In today’s retail world, more and more companies are using task management systems to minimize challenges and to manage more tasks in less time. Not only does task management allow you to get more things done, it allows you to work collaboratively and efficiently. An ideal solution would identify and prioritize the most profitable areas of improvement, but also reduce erroneous tasks, also known as false positives.
Unfortunately, task management has one important missing component: prioritization. Within any profession, new issues always emerge and need attention. In retail, this is no exception. When you are managing 25 associates and millions of dollars’ worth of merchandise, you look for anything that can help you out and save time. But the following question always arises: Am I using my time wisely?
Additionally, retailers struggle with corporate oversight and compliance requirements in the day-to-day operational tasks at the store level. Currently, many retailers still rely on paper-based or email-based systems, which depend heavily on store management for task execution and monitoring, with little feedback to corporate management. These inefficient systems force stores to sift through large quantities of communications to determine what actually pertains to their store, which leads to overworked management and staff, low customer satisfaction, and confusion, all resulting in increased operating costs.

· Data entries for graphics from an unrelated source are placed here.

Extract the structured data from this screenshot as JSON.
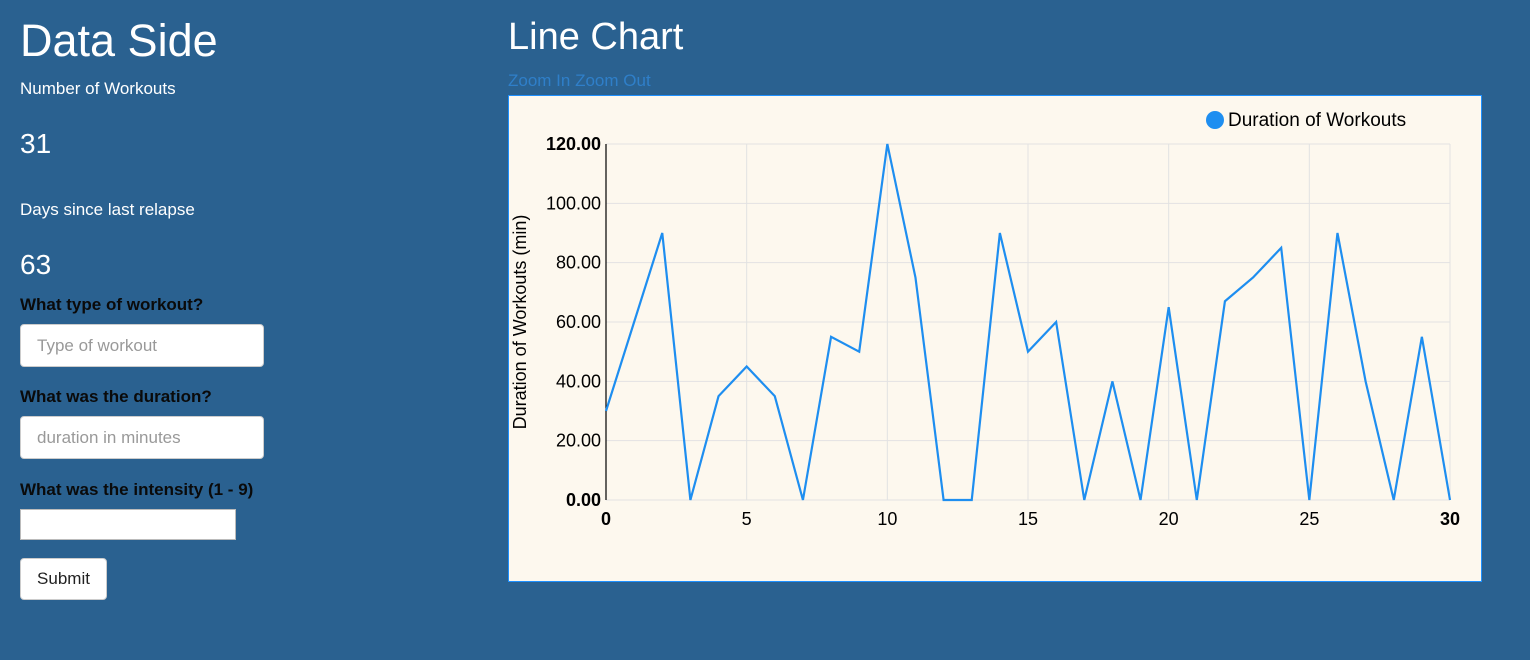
{
  "sidebar": {
    "title": "Data Side",
    "workouts_label": "Number of Workouts",
    "workouts_value": "31",
    "relapse_label": "Days since last relapse",
    "relapse_value": "63"
  },
  "form": {
    "type_question": "What type of workout?",
    "type_placeholder": "Type of workout",
    "duration_question": "What was the duration?",
    "duration_placeholder": "duration in minutes",
    "intensity_question": "What was the intensity (1 - 9)",
    "intensity_value": "",
    "submit_label": "Submit"
  },
  "chart_panel": {
    "heading": "Line Chart",
    "zoom_in_label": "Zoom In",
    "zoom_out_label": "Zoom Out"
  },
  "colors": {
    "background": "#2a6190",
    "chart_background": "#fdf8ee",
    "series_color": "#1e8ef0",
    "zoom_link": "#2f7fc9"
  },
  "chart_data": {
    "type": "line",
    "ylabel": "Duration of Workouts (min)",
    "xlabel": "",
    "xlim": [
      0,
      30
    ],
    "ylim": [
      0,
      120
    ],
    "x_ticks": [
      "0",
      "5",
      "10",
      "15",
      "20",
      "25",
      "30"
    ],
    "y_ticks": [
      "0.00",
      "20.00",
      "40.00",
      "60.00",
      "80.00",
      "100.00",
      "120.00"
    ],
    "grid": true,
    "legend_position": "top-right",
    "series": [
      {
        "name": "Duration of Workouts",
        "color": "#1e8ef0",
        "x": [
          0,
          1,
          2,
          3,
          4,
          5,
          6,
          7,
          8,
          9,
          10,
          11,
          12,
          13,
          14,
          15,
          16,
          17,
          18,
          19,
          20,
          21,
          22,
          23,
          24,
          25,
          26,
          27,
          28,
          29,
          30
        ],
        "values": [
          30,
          60,
          90,
          0,
          35,
          45,
          35,
          0,
          55,
          50,
          120,
          75,
          0,
          0,
          90,
          50,
          60,
          0,
          40,
          0,
          65,
          0,
          67,
          75,
          85,
          0,
          90,
          40,
          0,
          55,
          0
        ]
      }
    ]
  }
}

The ideal solution is one that not only identifies and prioritizes the most profitable areas of improvement, but also reduces the probability of false positives. Using time wisely means working efficiently and minimizing unnecessary tasks.
Profit amplification combines the efficiency of task management with the best practice solutions that enable retailers to solve problems quickly and efficiently. The elimination of false positives, using patented pattern recognition to identify opportunities and best practice solutions to select the appropriate inefficiencies to correct, will improve a company’s overall efficiency, leading to increased profits and decreased operating costs.